Sirvo-me desta nota introdutória
como mote de reflexão em torno das chamadas línguas inclusivas e neutras. E,
desde já, vinco a minha total discordância quer em relação a uma, quer em
relação a outra. Os modismos são o que são e valem o que valem. Vejamos,
primeiro, em que é que consiste cada um destes conceitos:
1 – Linguagem inclusiva (não sexista)
Trata-se de uma suposta variante
que, não se propondo alterar o léxico da LP tal como o conhecemos, advoga uma
comunicação pretensamente não discriminatória, sob o ponto de vista do género. Vejamos
um exemplo muito recorrente: “Portugueses e portuguesas…”, quando um orador se
dirige a um público compósito (homens e mulheres);
2 – Linguagem neutra (não binária)
Prossegue os mesmos objetivos da
linguagem inclusiva, mas altera palavras já existentes ou introduz novos
vocábulos. É o caso da neutralização das desinências de género do pronome “todos”.
Vejamos um exemplo concreto: “Saiam todes da sala!”
Na base destes dois tipos de linguagem,
estão conhecidos movimentos feministas de todo o mundo, bem como organizações inclusivas
de pessoas de diversas orientações sexuais e identidades de género.
Desenganem-se todos aqueles que veem na eclosão destas linguagens meras
iniciativas efémeras. Não, estas linguagens estão a afirmar-se em todos os
cantos do planeta, nomeadamente na Europa. Tomemos como ilustrativo o recente
caso ocorrido em França, onde o respetivo poder político vetou o uso da chamada
gramática igualitária em documentos oficiais, com a devida concordância da
Academia Francesa que chegou mesmo a referir-se a esta tendência linguística
como “um perigo de morte para a francofonia”.
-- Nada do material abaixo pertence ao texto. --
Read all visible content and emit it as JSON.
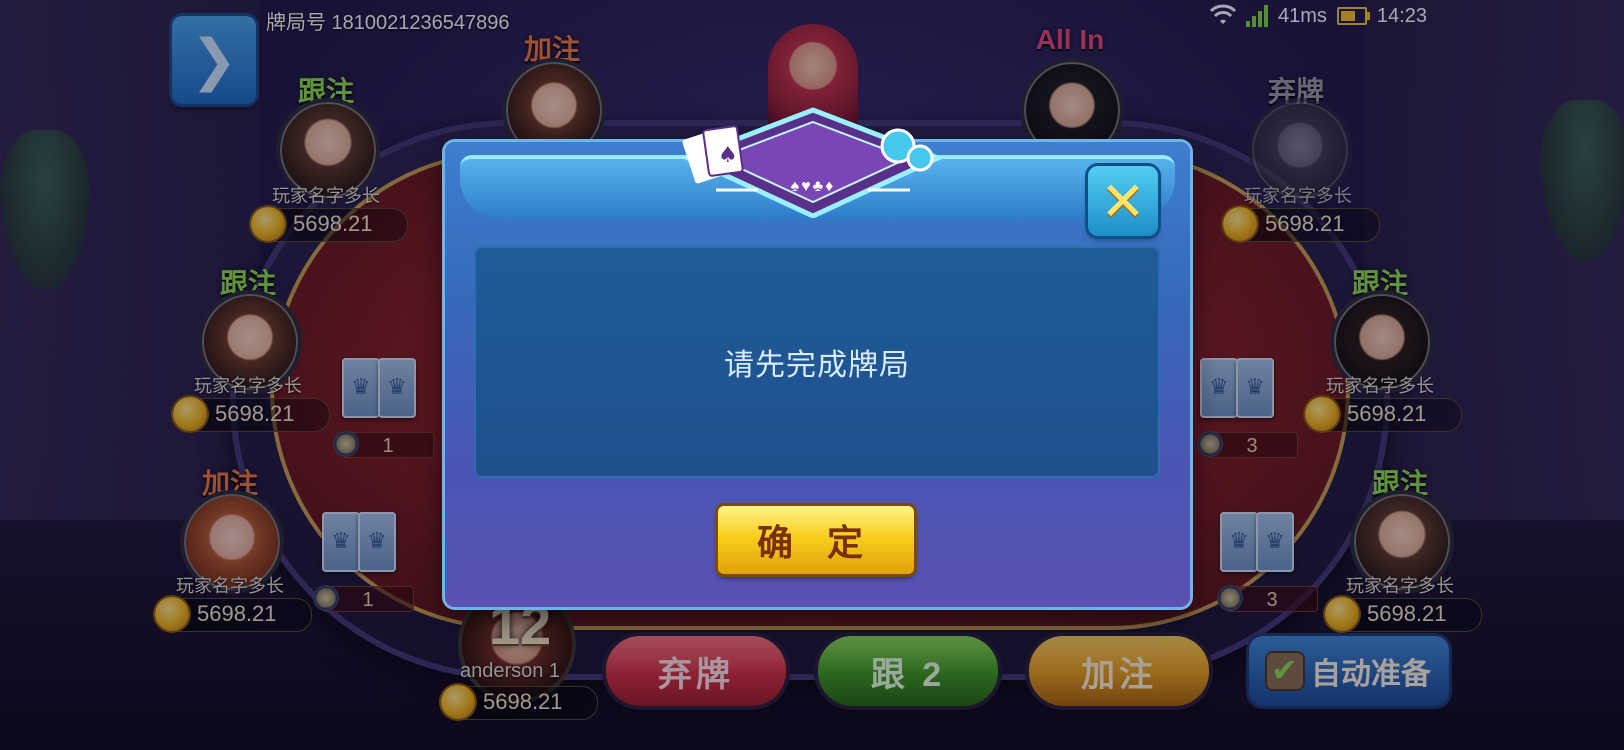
{
  "status_bar": {
    "game_id_label": "牌局号 1810021236547896",
    "ping": "41ms",
    "time": "14:23"
  },
  "menu": {
    "icon": "chevron-right-icon"
  },
  "players": [
    {
      "action": "跟注",
      "action_type": "call",
      "name": "玩家名字多长",
      "coins": "5698.21"
    },
    {
      "action": "加注",
      "action_type": "raise",
      "name": "",
      "coins": ""
    },
    {
      "action": "All In",
      "action_type": "allin",
      "name": "",
      "coins": ""
    },
    {
      "action": "弃牌",
      "action_type": "fold",
      "name": "玩家名字多长",
      "coins": "5698.21"
    },
    {
      "action": "跟注",
      "action_type": "call",
      "name": "玩家名字多长",
      "coins": "5698.21"
    },
    {
      "action": "跟注",
      "action_type": "call",
      "name": "玩家名字多长",
      "coins": "5698.21"
    },
    {
      "action": "加注",
      "action_type": "raise",
      "name": "玩家名字多长",
      "coins": "5698.21"
    },
    {
      "action": "跟注",
      "action_type": "call",
      "name": "玩家名字多长",
      "coins": "5698.21"
    }
  ],
  "chip_counts": [
    "1",
    "1",
    "3",
    "3"
  ],
  "own_player": {
    "countdown": "12",
    "name": "anderson 1",
    "coins": "5698.21"
  },
  "actions": {
    "fold": "弃牌",
    "call": "跟 2",
    "raise": "加注",
    "auto_ready": "自动准备"
  },
  "modal": {
    "suits": "♠♥♣♦",
    "message": "请先完成牌局",
    "confirm": "确 定",
    "close_icon": "close-icon"
  },
  "colors": {
    "modal_bg": "#3768b8",
    "confirm_btn": "#f7cf1c",
    "fold_btn": "#d5313f",
    "call_btn": "#3e9a1e",
    "raise_btn": "#e79e1a"
  }
}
A flexão em género é uma característica do
nosso idioma, à imagem do que acontece, genericamente, com as restantes línguas
neolatinas. Sobre a origem desta flexão, nomeadamente da predominância do
género masculino em algumas palavras (outrora com desinência neutra), já me
pronunciei num artigo anterior, também aqui publicado. Alterar este status quo linguístico em nome da
igualdade de género não faz para mim o menor sentido. É urgente acabar com
aquilo que aqui rotulo como vanguardas fundamentalistas e que estas linguagens
acima explicitadas não passem de um mero processo de intenções. Imagine-se
termos agora que expandir os nossos dicionários com entradas de género regular:
gato/gata; menino/menina... NÃO, OBRIGADO!
As sociedades ainda permanecem fieis à
sua matriz machista, é certo, mas não se remedeia um erro com outro erro. Não é
pelo facto de um político iniciar os seus discursos com expressões como
“portuguesas e portugueses” que se combate a discriminação de género. Haja
coragem para o fazer, mas sem se recorrer a adornos linguísticos estéreis ou a
quaisquer outros atavios infecundos.